Well, the election is over and, perhaps unsurprisingly, it turns out that elderly religious zealots and unabashed racists are better at getting the vote out than stoners and b-list celebrities. Here's a little preview of what's to come in the second administration of Bush the Second:

-- National pasttime changed from baseball to death by lethal injection.

-- New American colonies formed in Iran and North Korea, bringing citizens the joys of SEARS and Family Matters reruns.

-- Topless clubs reclassified as "faith-based initiatives."

-- Oprah deported.

-- Functions of legislating and resolving judicial disputes outsourced to Halliburton.

-- Crack cocaine added to the "food pyramid."

-- Gay marriage outlawed; marriage to unemployed, unwashed "backup dancer" still encouraged.

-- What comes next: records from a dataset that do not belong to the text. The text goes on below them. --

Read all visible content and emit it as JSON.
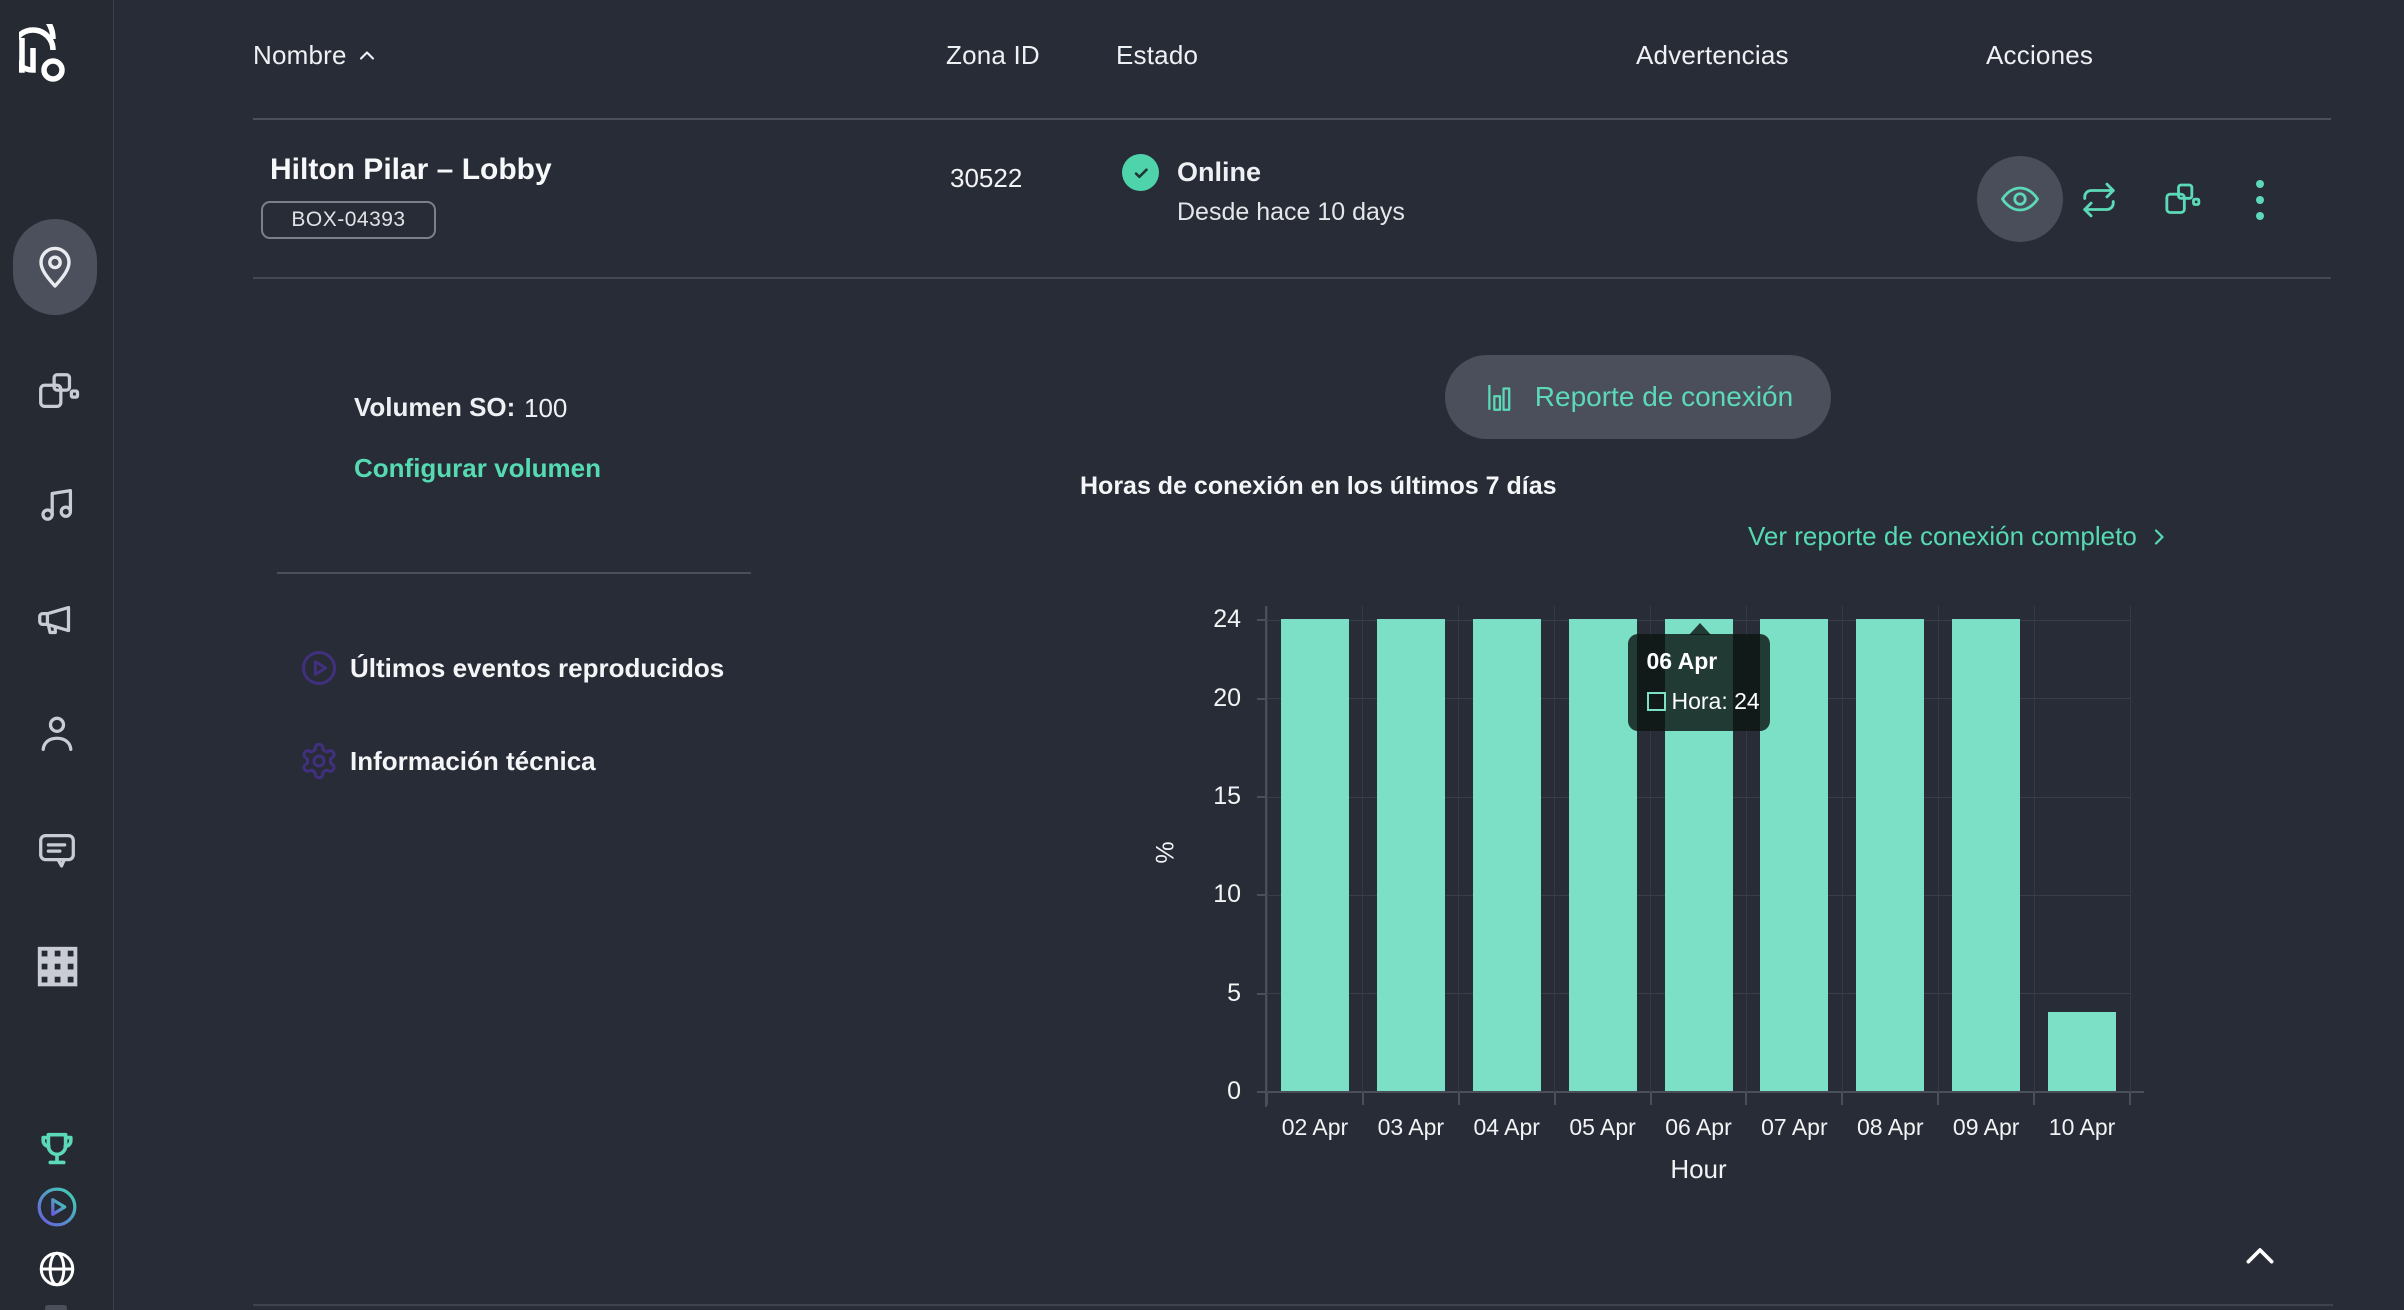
{
  "colors": {
    "accent": "#55dab2",
    "bar": "#7ce0c6",
    "status_green": "#4ed3ab",
    "purple": "#41307f",
    "background": "#282c36"
  },
  "sidebar": {
    "active_item": "locations",
    "icons": [
      "brand-logo",
      "location-pin",
      "zones-boxes",
      "music-note",
      "megaphone",
      "person",
      "chat-bubble",
      "apps-grid",
      "trophy",
      "play-circle",
      "globe"
    ]
  },
  "table": {
    "columns": {
      "name": "Nombre",
      "zone_id": "Zona ID",
      "status": "Estado",
      "warnings": "Advertencias",
      "actions": "Acciones"
    }
  },
  "row": {
    "name": "Hilton Pilar – Lobby",
    "badge": "BOX-04393",
    "zone_id": "30522",
    "status": "Online",
    "status_since": "Desde hace 10 days"
  },
  "detail": {
    "volume_label": "Volumen SO:",
    "volume_value": "100",
    "configure_volume_link": "Configurar volumen",
    "last_events_label": "Últimos eventos reproducidos",
    "tech_info_label": "Información técnica",
    "report_button_label": "Reporte de conexión",
    "full_report_link": "Ver reporte de conexión completo"
  },
  "chart_data": {
    "type": "bar",
    "title": "Horas de conexión en los últimos 7 días",
    "categories": [
      "02 Apr",
      "03 Apr",
      "04 Apr",
      "05 Apr",
      "06 Apr",
      "07 Apr",
      "08 Apr",
      "09 Apr",
      "10 Apr"
    ],
    "values": [
      24,
      24,
      24,
      24,
      24,
      24,
      24,
      24,
      4
    ],
    "xlabel": "Hour",
    "ylabel": "%",
    "ylim": [
      0,
      24
    ],
    "yticks": [
      0,
      5,
      10,
      15,
      20,
      24
    ],
    "grid": true,
    "legend_position": "none",
    "bar_color": "#7ce0c6",
    "tooltip": {
      "category": "06 Apr",
      "index": 4,
      "text": "Hora: 24"
    }
  }
}
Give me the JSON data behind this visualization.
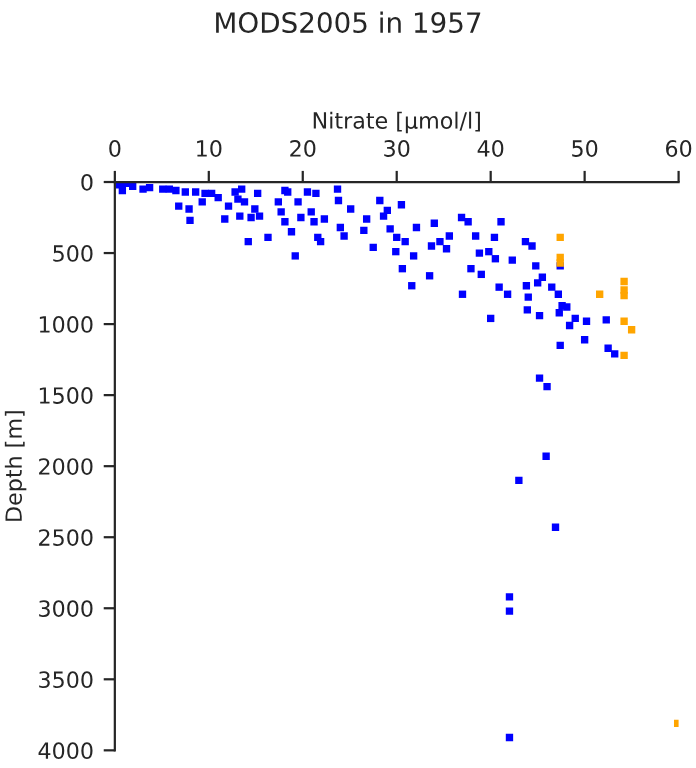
{
  "chart_data": {
    "type": "scatter",
    "title": "MODS2005 in 1957",
    "xlabel": "Nitrate [µmol/l]",
    "ylabel": "Depth [m]",
    "xlim": [
      0,
      60
    ],
    "xticks": [
      0,
      10,
      20,
      30,
      40,
      50,
      60
    ],
    "ylim": [
      4000,
      0
    ],
    "yticks": [
      0,
      500,
      1000,
      1500,
      2000,
      2500,
      3000,
      3500,
      4000
    ],
    "grid": false,
    "marker": "square",
    "series": [
      {
        "color": "#0000ff",
        "x": [
          0.5,
          1.2,
          1.9,
          0.8,
          3.0,
          3.7,
          5.1,
          5.8,
          6.5,
          6.8,
          7.5,
          7.9,
          8.0,
          8.6,
          9.3,
          9.6,
          10.3,
          11.0,
          11.7,
          12.1,
          12.8,
          13.1,
          13.3,
          13.5,
          13.8,
          14.2,
          14.5,
          14.9,
          15.2,
          15.4,
          16.3,
          18.1,
          17.4,
          17.7,
          18.1,
          18.4,
          18.8,
          19.2,
          19.5,
          19.8,
          20.5,
          20.9,
          21.2,
          21.4,
          21.6,
          21.9,
          22.3,
          23.7,
          23.8,
          24.0,
          24.4,
          25.1,
          26.5,
          26.8,
          27.5,
          28.2,
          28.6,
          29.0,
          29.3,
          29.9,
          30.0,
          30.5,
          30.6,
          30.9,
          31.6,
          31.8,
          32.1,
          33.5,
          33.7,
          34.0,
          34.6,
          35.3,
          35.6,
          36.9,
          37.0,
          37.6,
          37.9,
          38.4,
          38.8,
          39.0,
          39.8,
          40.0,
          40.4,
          40.5,
          40.9,
          41.1,
          41.8,
          42.3,
          43.7,
          43.8,
          43.9,
          44.0,
          44.4,
          44.8,
          45.0,
          45.2,
          45.5,
          46.5,
          47.2,
          47.3,
          47.4,
          47.6,
          48.1,
          48.4,
          49.0,
          50.0,
          50.2,
          52.3,
          52.5,
          53.2,
          47.4,
          45.2,
          46.0,
          45.9,
          43.0,
          46.9,
          42.0,
          42.0,
          42.0
        ],
        "values": [
          20,
          10,
          30,
          60,
          50,
          40,
          50,
          50,
          60,
          170,
          70,
          190,
          270,
          70,
          140,
          80,
          80,
          110,
          260,
          170,
          70,
          120,
          240,
          50,
          140,
          420,
          250,
          190,
          80,
          240,
          390,
          60,
          140,
          210,
          280,
          70,
          350,
          520,
          140,
          250,
          70,
          210,
          280,
          80,
          390,
          420,
          260,
          50,
          130,
          320,
          380,
          190,
          340,
          260,
          460,
          130,
          240,
          200,
          330,
          490,
          390,
          160,
          610,
          420,
          730,
          520,
          320,
          660,
          450,
          290,
          420,
          470,
          380,
          250,
          790,
          280,
          610,
          380,
          500,
          650,
          490,
          960,
          390,
          540,
          740,
          280,
          790,
          550,
          420,
          730,
          900,
          810,
          450,
          590,
          710,
          940,
          670,
          740,
          790,
          920,
          1150,
          870,
          880,
          1010,
          960,
          1110,
          980,
          970,
          1170,
          1210,
          590,
          1380,
          1440,
          1930,
          2100,
          2430,
          2920,
          3020,
          3910
        ]
      },
      {
        "color": "#ffa500",
        "x": [
          47.4,
          47.4,
          47.4,
          51.6,
          54.2,
          54.2,
          54.2,
          54.2,
          55.0,
          54.2,
          59.9
        ],
        "values": [
          390,
          530,
          570,
          790,
          700,
          760,
          800,
          980,
          1040,
          1220,
          3810
        ]
      }
    ]
  }
}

-- Organ donation made mandatory in effort to rebuild Dick Cheney.

-- Iraqi explosives giveaway program extended through the holidays.

-- Supreme Court steps in to declare Condoleezza Rice America's Next Top Model.

-- Pieing Ann Coulter elevated to a capital crime.

-- Bush forestry policies extended to animal kingdom; baby seals clubbed to death in effort to "save them from themselves."

-- Oil companies encouraged to drill in Kennedy gravesite, "just in case."